The Empowering Women Together project is, I believe, a breakthrough innovation. I have four reasons why I think this is true:
The Walmart system can give women-owned businesses access to a large market. You can teach entrepreneurship skills or open access to capital all you want, but until a woman has a customer base, her business is not going to grow. Those of us who work in this space on a day-to-day basis have learned in the past couple of years that “access to markets” (as the phrase goes) is a key problem for the Double X Economy.
EWT is holistic: it links women-as-consumers to women-as-producers in a way that can allow the Double X Economy to function like a modern system. Female consumers consistently demonstrate their interest in helping other women. By closing the loop between production and consumption, then working to connect up all the necessary points of contact from sourcing standards to shipping, EWT can help the world learn how the tricky businesses of knitting the Double X Economy to the formal system can be done.

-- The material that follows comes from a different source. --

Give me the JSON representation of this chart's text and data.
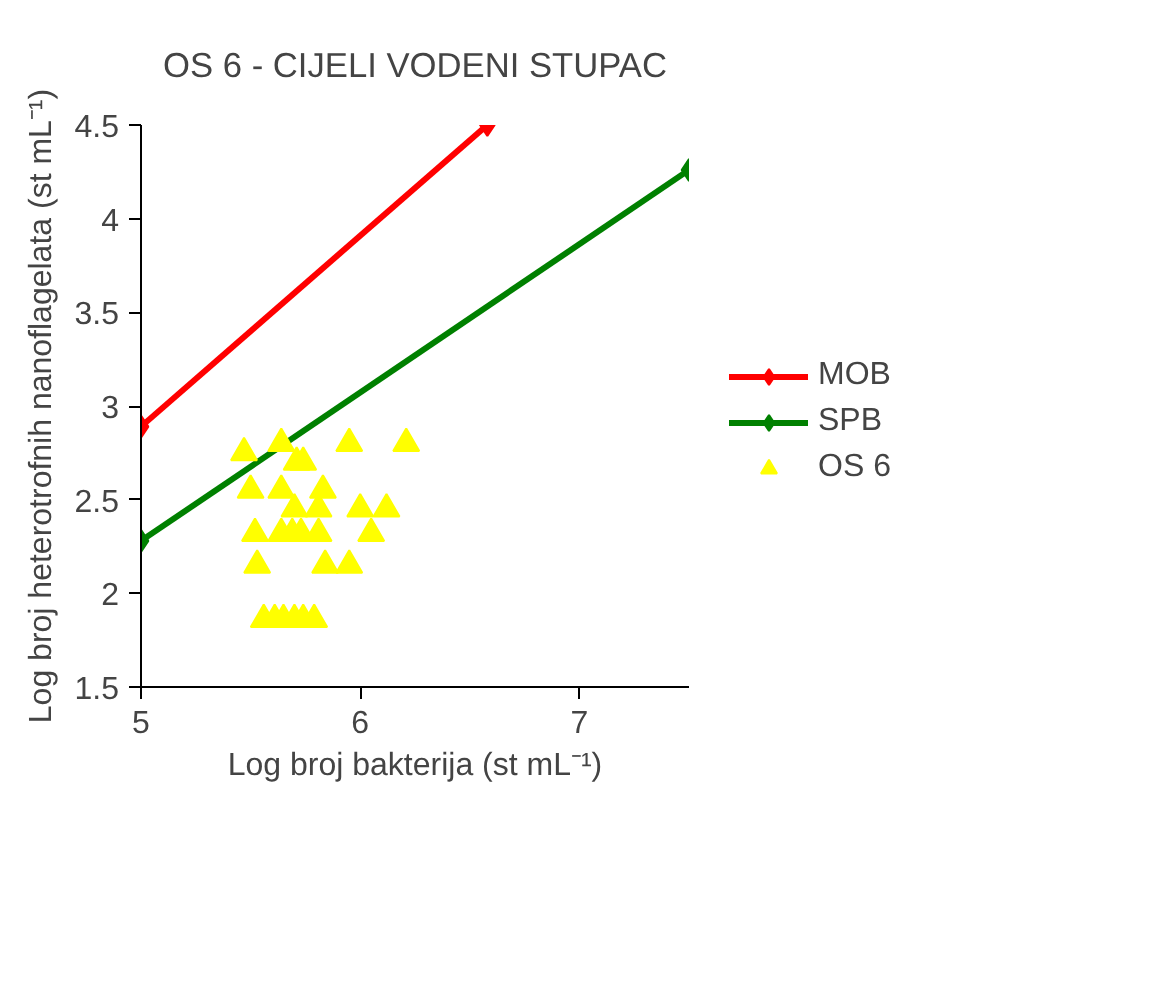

The sheer size of Walmart will draw other companies and even governments into the effort on behalf of women. As an economic entity, Walmart is the size of Norway. As a global provisioning system (“retailer” is not a big enough word), Walmart draws from an extraordinarily wide swath of supply chains. What Walmart chooses to do in any particular part of their market affects every other organization that participates in that market.
This effort is operating within the actual Walmart business system. If it can be made to work and be sustainable, it will not be a one-off CSR initiative, but will presage a fundamental change in the way world business works.

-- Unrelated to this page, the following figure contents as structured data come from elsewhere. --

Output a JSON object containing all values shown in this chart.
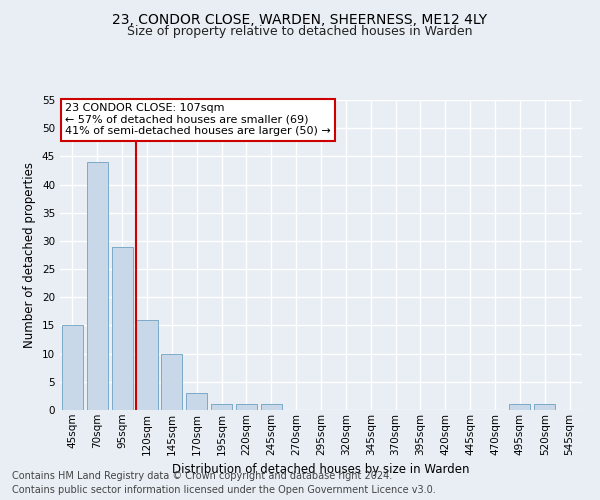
{
  "title1": "23, CONDOR CLOSE, WARDEN, SHEERNESS, ME12 4LY",
  "title2": "Size of property relative to detached houses in Warden",
  "xlabel": "Distribution of detached houses by size in Warden",
  "ylabel": "Number of detached properties",
  "footer1": "Contains HM Land Registry data © Crown copyright and database right 2024.",
  "footer2": "Contains public sector information licensed under the Open Government Licence v3.0.",
  "bin_labels": [
    "45sqm",
    "70sqm",
    "95sqm",
    "120sqm",
    "145sqm",
    "170sqm",
    "195sqm",
    "220sqm",
    "245sqm",
    "270sqm",
    "295sqm",
    "320sqm",
    "345sqm",
    "370sqm",
    "395sqm",
    "420sqm",
    "445sqm",
    "470sqm",
    "495sqm",
    "520sqm",
    "545sqm"
  ],
  "bar_values": [
    15,
    44,
    29,
    16,
    10,
    3,
    1,
    1,
    1,
    0,
    0,
    0,
    0,
    0,
    0,
    0,
    0,
    0,
    1,
    1,
    0
  ],
  "bar_color": "#c8d8e8",
  "bar_edge_color": "#7baac8",
  "vline_x": 2.575,
  "vline_color": "#cc0000",
  "annotation_text": "23 CONDOR CLOSE: 107sqm\n← 57% of detached houses are smaller (69)\n41% of semi-detached houses are larger (50) →",
  "annotation_box_color": "#ffffff",
  "annotation_box_edge": "#cc0000",
  "ylim": [
    0,
    55
  ],
  "yticks": [
    0,
    5,
    10,
    15,
    20,
    25,
    30,
    35,
    40,
    45,
    50,
    55
  ],
  "background_color": "#e8eef4",
  "grid_color": "#ffffff",
  "title1_fontsize": 10,
  "title2_fontsize": 9,
  "axis_label_fontsize": 8.5,
  "tick_fontsize": 7.5,
  "footer_fontsize": 7,
  "annotation_fontsize": 8
}
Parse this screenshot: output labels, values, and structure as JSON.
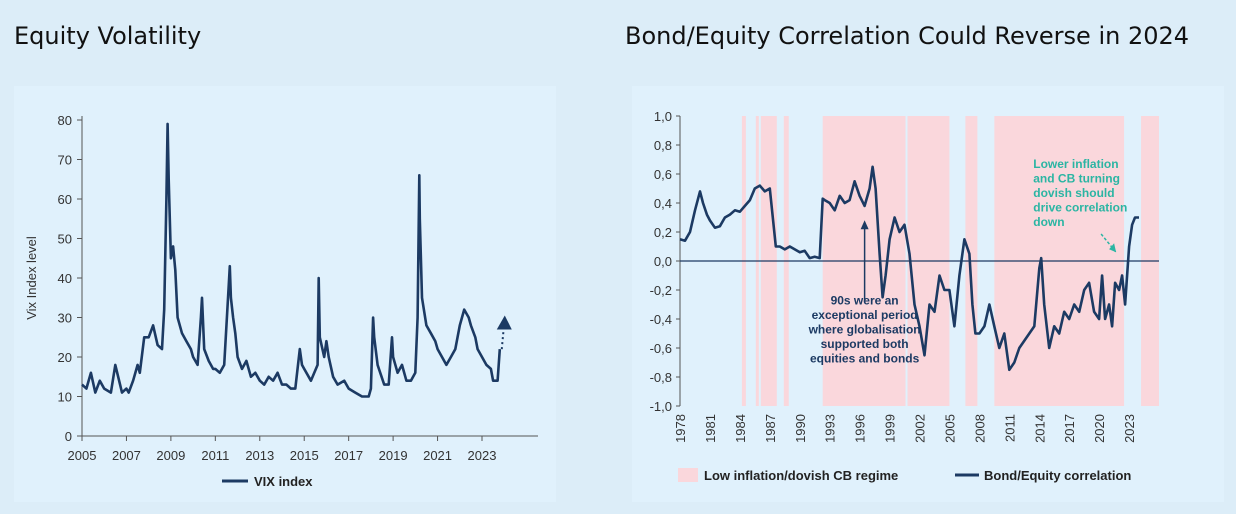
{
  "left_title": "Equity Volatility",
  "right_title": "Bond/Equity Correlation Could Reverse in 2024",
  "colors": {
    "line": "#1c3a63",
    "regime": "#fad7dc",
    "note_dark": "#1c3a63",
    "note_teal": "#2bb5a3",
    "zero": "#1c3a63"
  },
  "chart_data": [
    {
      "type": "line",
      "title": "Equity Volatility",
      "xlabel": "",
      "ylabel": "Vix Index level",
      "xlim": [
        2005,
        2024.8
      ],
      "ylim": [
        0,
        80
      ],
      "x_ticks": [
        "2005",
        "2007",
        "2009",
        "2011",
        "2013",
        "2015",
        "2017",
        "2019",
        "2021",
        "2023"
      ],
      "y_ticks": [
        "80",
        "70",
        "60",
        "50",
        "40",
        "30",
        "20",
        "10",
        "0"
      ],
      "legend": "VIX index",
      "series": [
        {
          "name": "VIX index",
          "x": [
            2005.0,
            2005.2,
            2005.4,
            2005.6,
            2005.8,
            2006.0,
            2006.3,
            2006.5,
            2006.8,
            2007.0,
            2007.1,
            2007.3,
            2007.5,
            2007.6,
            2007.8,
            2008.0,
            2008.2,
            2008.4,
            2008.6,
            2008.7,
            2008.8,
            2008.85,
            2008.9,
            2009.0,
            2009.1,
            2009.2,
            2009.3,
            2009.5,
            2009.7,
            2009.9,
            2010.0,
            2010.2,
            2010.35,
            2010.4,
            2010.5,
            2010.7,
            2010.9,
            2011.0,
            2011.2,
            2011.4,
            2011.6,
            2011.65,
            2011.7,
            2011.8,
            2011.9,
            2012.0,
            2012.2,
            2012.4,
            2012.6,
            2012.8,
            2013.0,
            2013.2,
            2013.4,
            2013.6,
            2013.8,
            2014.0,
            2014.2,
            2014.4,
            2014.6,
            2014.8,
            2014.9,
            2015.0,
            2015.3,
            2015.6,
            2015.65,
            2015.7,
            2015.9,
            2016.0,
            2016.1,
            2016.3,
            2016.5,
            2016.8,
            2017.0,
            2017.3,
            2017.6,
            2017.9,
            2018.0,
            2018.1,
            2018.15,
            2018.3,
            2018.6,
            2018.8,
            2018.95,
            2019.0,
            2019.2,
            2019.4,
            2019.6,
            2019.8,
            2020.0,
            2020.1,
            2020.18,
            2020.2,
            2020.3,
            2020.5,
            2020.7,
            2020.9,
            2021.0,
            2021.2,
            2021.4,
            2021.6,
            2021.8,
            2022.0,
            2022.1,
            2022.2,
            2022.4,
            2022.5,
            2022.7,
            2022.8,
            2023.0,
            2023.2,
            2023.4,
            2023.5,
            2023.7,
            2023.8
          ],
          "values": [
            13,
            12,
            16,
            11,
            14,
            12,
            11,
            18,
            11,
            12,
            11,
            14,
            18,
            16,
            25,
            25,
            28,
            23,
            22,
            32,
            60,
            79,
            65,
            45,
            48,
            42,
            30,
            26,
            24,
            22,
            20,
            18,
            30,
            35,
            22,
            19,
            17,
            17,
            16,
            18,
            38,
            43,
            35,
            30,
            26,
            20,
            17,
            19,
            15,
            16,
            14,
            13,
            15,
            14,
            16,
            13,
            13,
            12,
            12,
            22,
            18,
            17,
            14,
            18,
            40,
            25,
            20,
            24,
            20,
            15,
            13,
            14,
            12,
            11,
            10,
            10,
            12,
            30,
            25,
            18,
            13,
            13,
            25,
            20,
            16,
            18,
            14,
            14,
            16,
            30,
            66,
            55,
            35,
            28,
            26,
            24,
            22,
            20,
            18,
            20,
            22,
            28,
            30,
            32,
            30,
            28,
            25,
            22,
            20,
            18,
            17,
            14,
            14,
            22
          ]
        }
      ]
    },
    {
      "type": "line",
      "title": "Bond/Equity Correlation Could Reverse in 2024",
      "xlabel": "",
      "ylabel": "",
      "xlim": [
        1978,
        2026
      ],
      "ylim": [
        -1.0,
        1.0
      ],
      "x_ticks": [
        "1978",
        "1981",
        "1984",
        "1987",
        "1990",
        "1993",
        "1996",
        "1999",
        "2002",
        "2005",
        "2008",
        "2011",
        "2014",
        "2017",
        "2020",
        "2023"
      ],
      "y_ticks": [
        "1,0",
        "0,8",
        "0,6",
        "0,4",
        "0,2",
        "0,0",
        "-0,2",
        "-0,4",
        "-0,6",
        "-0,8",
        "-1,0"
      ],
      "shaded_regimes": [
        [
          1984.2,
          1984.6
        ],
        [
          1985.6,
          1985.9
        ],
        [
          1986.1,
          1987.7
        ],
        [
          1988.4,
          1988.9
        ],
        [
          1992.3,
          2000.6
        ],
        [
          2000.8,
          2005.0
        ],
        [
          2006.6,
          2007.8
        ],
        [
          2009.5,
          2022.5
        ],
        [
          2024.2,
          2026.0
        ]
      ],
      "annotations": [
        {
          "text": "90s were an exceptional period where globalisation supported both equities and bonds",
          "x": 1996.5,
          "y": -0.5
        },
        {
          "text": "Lower inflation and CB turning dovish should drive correlation down",
          "x": 2020.0,
          "y": 0.45
        }
      ],
      "legend": [
        "Low inflation/dovish CB regime",
        "Bond/Equity correlation"
      ],
      "series": [
        {
          "name": "Bond/Equity correlation",
          "x": [
            1978.0,
            1978.5,
            1979.0,
            1979.5,
            1980.0,
            1980.3,
            1980.7,
            1981.0,
            1981.5,
            1982.0,
            1982.5,
            1983.0,
            1983.5,
            1984.0,
            1984.5,
            1985.0,
            1985.5,
            1986.0,
            1986.5,
            1987.0,
            1987.3,
            1987.6,
            1988.0,
            1988.5,
            1989.0,
            1989.5,
            1990.0,
            1990.5,
            1991.0,
            1991.5,
            1992.0,
            1992.3,
            1992.5,
            1993.0,
            1993.5,
            1994.0,
            1994.5,
            1995.0,
            1995.5,
            1996.0,
            1996.5,
            1997.0,
            1997.3,
            1997.6,
            1998.0,
            1998.3,
            1998.6,
            1999.0,
            1999.5,
            2000.0,
            2000.5,
            2001.0,
            2001.5,
            2002.0,
            2002.5,
            2003.0,
            2003.5,
            2004.0,
            2004.5,
            2005.0,
            2005.5,
            2006.0,
            2006.5,
            2007.0,
            2007.3,
            2007.6,
            2008.0,
            2008.5,
            2009.0,
            2009.5,
            2010.0,
            2010.5,
            2011.0,
            2011.5,
            2012.0,
            2012.5,
            2013.0,
            2013.5,
            2014.0,
            2014.2,
            2014.5,
            2015.0,
            2015.5,
            2016.0,
            2016.5,
            2017.0,
            2017.5,
            2018.0,
            2018.5,
            2019.0,
            2019.5,
            2020.0,
            2020.3,
            2020.6,
            2021.0,
            2021.3,
            2021.6,
            2022.0,
            2022.3,
            2022.6,
            2023.0,
            2023.3,
            2023.6,
            2024.0
          ],
          "values": [
            0.15,
            0.14,
            0.2,
            0.35,
            0.48,
            0.4,
            0.32,
            0.28,
            0.23,
            0.24,
            0.3,
            0.32,
            0.35,
            0.34,
            0.38,
            0.42,
            0.5,
            0.52,
            0.48,
            0.5,
            0.3,
            0.1,
            0.1,
            0.08,
            0.1,
            0.08,
            0.06,
            0.07,
            0.02,
            0.03,
            0.02,
            0.43,
            0.42,
            0.4,
            0.35,
            0.45,
            0.4,
            0.42,
            0.55,
            0.45,
            0.38,
            0.5,
            0.65,
            0.5,
            0.05,
            -0.25,
            -0.1,
            0.15,
            0.3,
            0.2,
            0.25,
            0.05,
            -0.3,
            -0.45,
            -0.65,
            -0.3,
            -0.35,
            -0.1,
            -0.2,
            -0.2,
            -0.45,
            -0.1,
            0.15,
            0.05,
            -0.3,
            -0.5,
            -0.5,
            -0.45,
            -0.3,
            -0.45,
            -0.6,
            -0.5,
            -0.75,
            -0.7,
            -0.6,
            -0.55,
            -0.5,
            -0.45,
            -0.05,
            0.02,
            -0.3,
            -0.6,
            -0.45,
            -0.5,
            -0.35,
            -0.4,
            -0.3,
            -0.35,
            -0.2,
            -0.15,
            -0.35,
            -0.4,
            -0.1,
            -0.4,
            -0.3,
            -0.45,
            -0.15,
            -0.2,
            -0.1,
            -0.3,
            0.1,
            0.25,
            0.3,
            0.3
          ]
        }
      ]
    }
  ]
}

Full Circle Exchange, an “aggregator” in the EWT system, carefully cultivates women’s businesses, helping them to grow into full suppliers to big companies. This particular group is composed of refugees who have relocated to Boise, Idaho, courtesy of a remarkable collaboration between Full Circle and the State of Idaho.

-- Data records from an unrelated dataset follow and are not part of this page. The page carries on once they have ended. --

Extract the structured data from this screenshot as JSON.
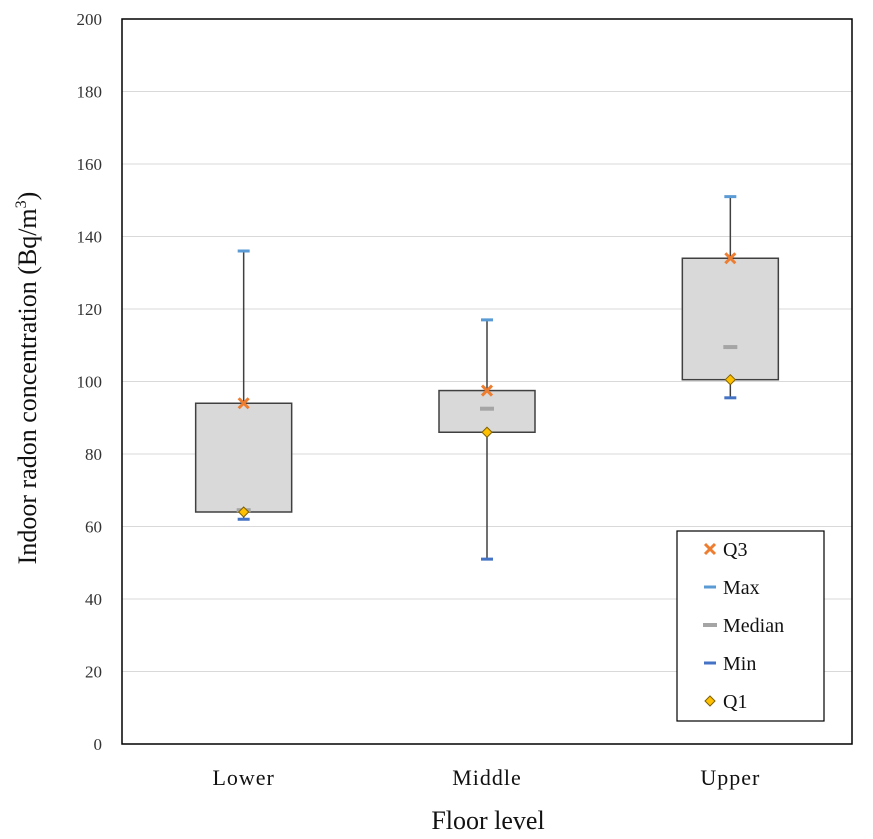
{
  "chart_data": {
    "type": "box",
    "xlabel": "Floor level",
    "ylabel_main": "Indoor radon concentration (Bq/m",
    "ylabel_sup": "3",
    "ylabel_close": ")",
    "ylim": [
      0,
      200
    ],
    "yticks": [
      0,
      20,
      40,
      60,
      80,
      100,
      120,
      140,
      160,
      180,
      200
    ],
    "grid": true,
    "legend_position": "bottom-right",
    "categories": [
      "Lower",
      "Middle",
      "Upper"
    ],
    "series": [
      {
        "name": "Q3",
        "values": [
          94,
          97.5,
          134
        ]
      },
      {
        "name": "Max",
        "values": [
          136,
          117,
          151
        ]
      },
      {
        "name": "Median",
        "values": [
          64.5,
          92.5,
          109.5
        ]
      },
      {
        "name": "Min",
        "values": [
          62,
          51,
          95.5
        ]
      },
      {
        "name": "Q1",
        "values": [
          64,
          86,
          100.5
        ]
      }
    ],
    "colors": {
      "box_fill": "#d9d9d9",
      "box_stroke": "#404040",
      "whisker": "#404040",
      "Q3": "#ed7d31",
      "Max": "#5b9bd5",
      "Median": "#a5a5a5",
      "Min": "#4472c4",
      "Q1": "#ffc000",
      "Q1_stroke": "#7f6000",
      "grid": "#d9d9d9"
    }
  }
}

Many companies today have awards they give high achieving women or charitable efforts that benefit poor mothers or special “leadership” seminars for their female employees. EWT holds the promise of an entirely different order: it points toward systemic change.
Beginning with the empires of Mesopotamia, major institutions of societies everywhere—the church, the state, the military, the universities—have worked to exclude and subordinate women. Today, multinationals represent a new kind of organizational sector, a commercial force with a unique kind of power and unprecedented command of resources. For one of the biggest of these to suddenly throw its weight—its thinking, its systems, its capabilities—into the world arena on behalf of women is something the likes of which has never occurred in history. I wanted to be there to see it.